Ancora più sorprendenti sono poi le tesi espresse nel libro, paradossali sempre col senno di poi. Certo, uno per giungere al centro teorico del volume deve fare non pochi sforzi, superando l’ostacolo di riferimenti specialistici e di un linguaggio ostico o comunque tecnico. Ma noi che siamo del mestiere, lo sforzo lo facemmo a suo tempo, e lo abbiamo rifatto ora. La tesi di Esposito era suppergiù questa: la politica vuole immunizzarci dal contatto con l’altro, vuole evitare il “contagio” col diverso, e perciò utilizza tutta una serie di controlli sulle nostre vite (biopolitica) per “disciplinarci” ed evitarci il rapporto con l’altro e con le mille diversità di cui si è portatori. Di esse non dobbiamo aver paura e anzi dobbiamo sforzarci di integrarle in una sorta di meticciato.

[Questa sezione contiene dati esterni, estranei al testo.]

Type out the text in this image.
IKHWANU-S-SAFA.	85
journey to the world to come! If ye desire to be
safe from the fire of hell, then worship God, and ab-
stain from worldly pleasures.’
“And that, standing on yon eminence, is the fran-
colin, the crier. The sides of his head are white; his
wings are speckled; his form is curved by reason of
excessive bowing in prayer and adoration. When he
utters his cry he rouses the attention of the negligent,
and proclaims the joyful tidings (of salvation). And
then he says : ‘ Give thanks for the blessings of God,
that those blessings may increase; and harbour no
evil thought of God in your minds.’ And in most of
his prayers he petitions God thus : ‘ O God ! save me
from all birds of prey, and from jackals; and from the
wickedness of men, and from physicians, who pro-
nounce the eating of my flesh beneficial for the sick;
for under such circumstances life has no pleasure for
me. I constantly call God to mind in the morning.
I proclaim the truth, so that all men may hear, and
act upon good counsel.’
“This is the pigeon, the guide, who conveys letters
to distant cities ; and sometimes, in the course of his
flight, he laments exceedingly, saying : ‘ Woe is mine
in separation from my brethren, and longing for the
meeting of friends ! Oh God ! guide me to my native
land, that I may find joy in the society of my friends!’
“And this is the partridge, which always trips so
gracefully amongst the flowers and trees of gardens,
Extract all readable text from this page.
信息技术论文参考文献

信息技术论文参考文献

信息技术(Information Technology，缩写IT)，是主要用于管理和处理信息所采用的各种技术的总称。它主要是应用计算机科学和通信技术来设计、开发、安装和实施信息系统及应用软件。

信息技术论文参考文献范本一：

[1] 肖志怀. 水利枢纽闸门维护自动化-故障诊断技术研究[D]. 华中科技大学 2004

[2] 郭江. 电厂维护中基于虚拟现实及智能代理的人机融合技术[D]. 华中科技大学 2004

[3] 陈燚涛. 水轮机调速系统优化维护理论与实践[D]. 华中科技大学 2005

In effetti, Esposito non si rendeva conto allora, e forse non se ne rende conto oggi, che in Occidente il “dispositivo” trionfante, per dirla col suo linguaggio, non è stato negli ultimi tempi, almeno fino a ieri, quello della chiusura, e dell’immunizzazione, bensì l’altro dell’apertura senza criterio a tutti, regimi e visioni del mondo illiberali compresi. E che, se immunizzazione c’era, era quella messa in atto dagli intellettuali mainstream verso i rappresentanti (pochi) del “pensiero difforme” e la maggioranza (tanta) della gente comune e di buon senso.